11 January 2010

The Prison

Is it humane to ignore the screams of a woman bound, as her husband -a man she trusted for the better part of a decade, loved more than she did herself- bloodied his fists with every thrust at her face? He was killing her, physically, emotionally and mentally; he found satisfaction in the breaking of her bones and her soul.
I hid behind the closed door. I couldn’t stand the pain she endured, her cries caused my heart to crack, but I knew it ‘wasn’t my business’, I knew it because that’s what I’d forced myself to believe each time he got too angry. So I closed the door, closed my ears, closed my mouth, closed my eyes, closed my head off and closed my heart.
I could still sense her fears with every whimper and every intake of breath. I still heard his curses at her, his names of love: “whore, bitch, and cunt”. My blood boiled and I forced shaky fingers to turn the key in the lock, sealing me in.
The beat of drums, the screech of guitars and the sweet sound of melodic voices intertwined as it poured out of my headphones, forming a wall between me and the carnage the wife endured.
“P-p-please s-s-stop it,” I heard her pleas through my barricade. I even held my breath as he promised his love and sealed it with a resoundingly painful slap on bare flesh.
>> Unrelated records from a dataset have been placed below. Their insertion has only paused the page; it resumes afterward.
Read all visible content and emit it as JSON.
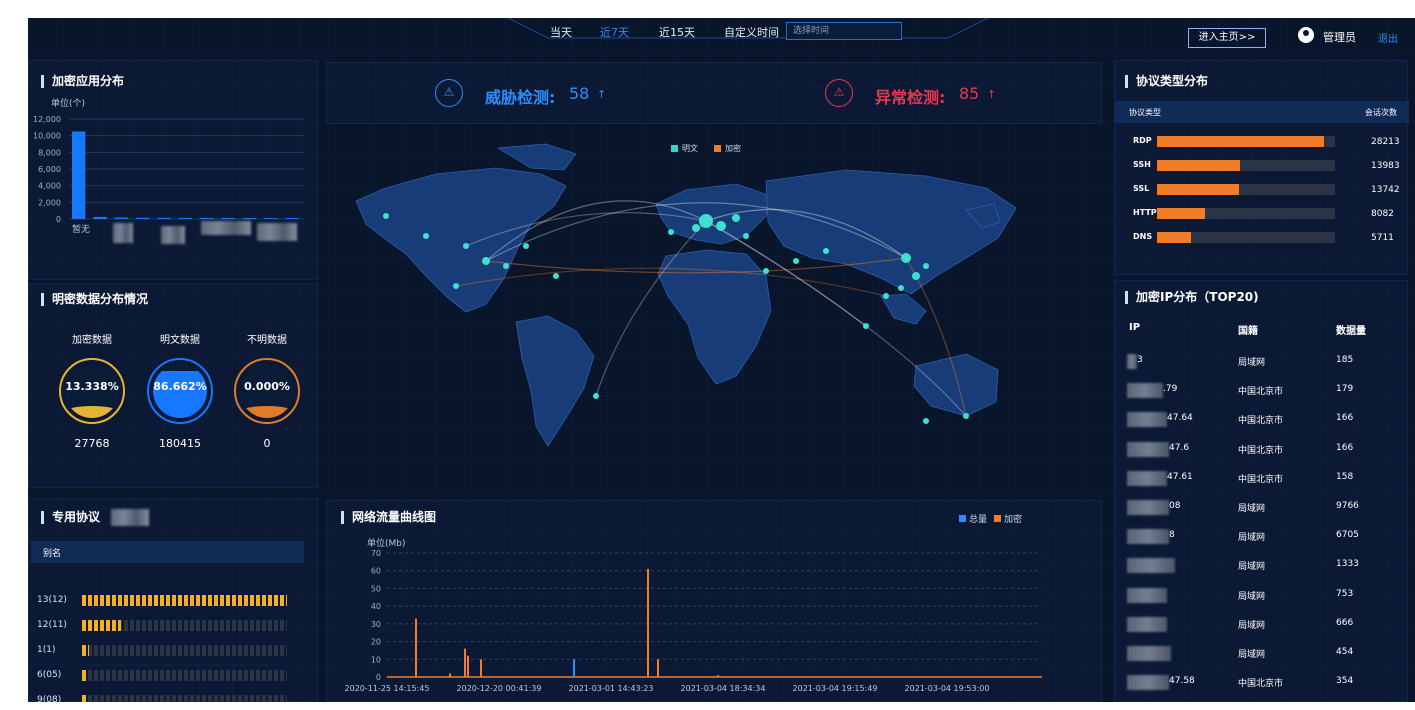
{
  "topnav": {
    "items": [
      "当天",
      "近7天",
      "近15天",
      "自定义时间"
    ],
    "active_index": 1,
    "time_placeholder": "选择时间",
    "enter_main": "进入主页>>",
    "user": "管理员",
    "logout": "退出"
  },
  "alerts": {
    "threat_label": "威胁检测:",
    "threat_value": "58",
    "abnormal_label": "异常检测:",
    "abnormal_value": "85",
    "arrow": "↑",
    "threat_color": "#2d8cff",
    "abnormal_color": "#e8384f"
  },
  "enc_app": {
    "title": "加密应用分布",
    "unit": "单位(个)",
    "first_category": "暂无",
    "chart_data": {
      "type": "bar",
      "categories": [
        "暂无",
        "",
        "",
        "",
        "",
        "",
        "",
        "",
        "",
        "",
        ""
      ],
      "values": [
        10500,
        250,
        180,
        150,
        140,
        130,
        130,
        120,
        120,
        110,
        110
      ],
      "ylim": [
        0,
        12000
      ],
      "yticks": [
        "12,000",
        "10,000",
        "8,000",
        "6,000",
        "4,000",
        "2,000",
        "0"
      ]
    }
  },
  "plain_dist": {
    "title": "明密数据分布情况",
    "items": [
      {
        "label": "加密数据",
        "pct": "13.338%",
        "count": "27768",
        "color": "#e6b336",
        "level": 0.13338
      },
      {
        "label": "明文数据",
        "pct": "86.662%",
        "count": "180415",
        "color": "#1677ff",
        "level": 0.86662
      },
      {
        "label": "不明数据",
        "pct": "0.000%",
        "count": "0",
        "color": "#e07b2c",
        "level": 0.0
      }
    ]
  },
  "private_proto": {
    "title": "专用协议",
    "header": "别名",
    "rows": [
      {
        "label": "13(12)",
        "fill": 1.0
      },
      {
        "label": "12(11)",
        "fill": 0.19
      },
      {
        "label": "1(1)",
        "fill": 0.035
      },
      {
        "label": "6(05)",
        "fill": 0.015
      },
      {
        "label": "9(08)",
        "fill": 0.015
      }
    ]
  },
  "map": {
    "legend": [
      "明文",
      "加密"
    ],
    "legend_colors": [
      "#2ad9c9",
      "#f27d29"
    ]
  },
  "traffic": {
    "title": "网络流量曲线图",
    "unit": "单位(Mb)",
    "legend": [
      "总量",
      "加密"
    ],
    "legend_colors": [
      "#2d8cff",
      "#f27d29"
    ],
    "chart_data": {
      "type": "bar",
      "ylim": [
        0,
        70
      ],
      "yticks": [
        "70",
        "60",
        "50",
        "40",
        "30",
        "20",
        "10",
        "0"
      ],
      "xticks": [
        "2020-11-25 14:15:45",
        "2020-12-20 00:41:39",
        "2021-03-01 14:43:23",
        "2021-03-04 18:34:34",
        "2021-03-04 19:15:49",
        "2021-03-04 19:53:00"
      ],
      "series": [
        {
          "name": "总量",
          "values": [
            10
          ]
        },
        {
          "name": "加密",
          "values": [
            33,
            2,
            16,
            12,
            10,
            61,
            10,
            1
          ]
        }
      ]
    }
  },
  "proto_type": {
    "title": "协议类型分布",
    "col1": "协议类型",
    "col2": "会话次数",
    "chart_data": {
      "type": "bar",
      "categories": [
        "RDP",
        "SSH",
        "SSL",
        "HTTP",
        "DNS"
      ],
      "values": [
        28213,
        13983,
        13742,
        8082,
        5711
      ],
      "xlim": [
        0,
        30000
      ]
    }
  },
  "enc_ip": {
    "title": "加密IP分布（TOP20)",
    "headers": [
      "IP",
      "国籍",
      "数据量"
    ],
    "rows": [
      {
        "ip": "3",
        "region": "局域网",
        "count": "185"
      },
      {
        "ip": ".79",
        "region": "中国北京市",
        "count": "179"
      },
      {
        "ip": "47.64",
        "region": "中国北京市",
        "count": "166"
      },
      {
        "ip": "47.6",
        "region": "中国北京市",
        "count": "166"
      },
      {
        "ip": "47.61",
        "region": "中国北京市",
        "count": "158"
      },
      {
        "ip": "08",
        "region": "局域网",
        "count": "9766"
      },
      {
        "ip": "8",
        "region": "局域网",
        "count": "6705"
      },
      {
        "ip": "",
        "region": "局域网",
        "count": "1333"
      },
      {
        "ip": "",
        "region": "局域网",
        "count": "753"
      },
      {
        "ip": "",
        "region": "局域网",
        "count": "666"
      },
      {
        "ip": "",
        "region": "局域网",
        "count": "454"
      },
      {
        "ip": "47.58",
        "region": "中国北京市",
        "count": "354"
      }
    ]
  }
}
Surprisingly I could already hear her ’explanations’ as to the purple-tinged class-ring imprint on the apple of her cheek, the ‘it-was-all-my-fault’s’, the blustering, the quiet voice, the screaming eyes, the nightmarish shouts and the cold sweats. The blatant lying... to herself and those who love her.
I could see the pain of an all too willing housewife. I could see the bruising and all I had to do was to stare into a mirror as I tried to smooth the concealer over my new ‘love mark’!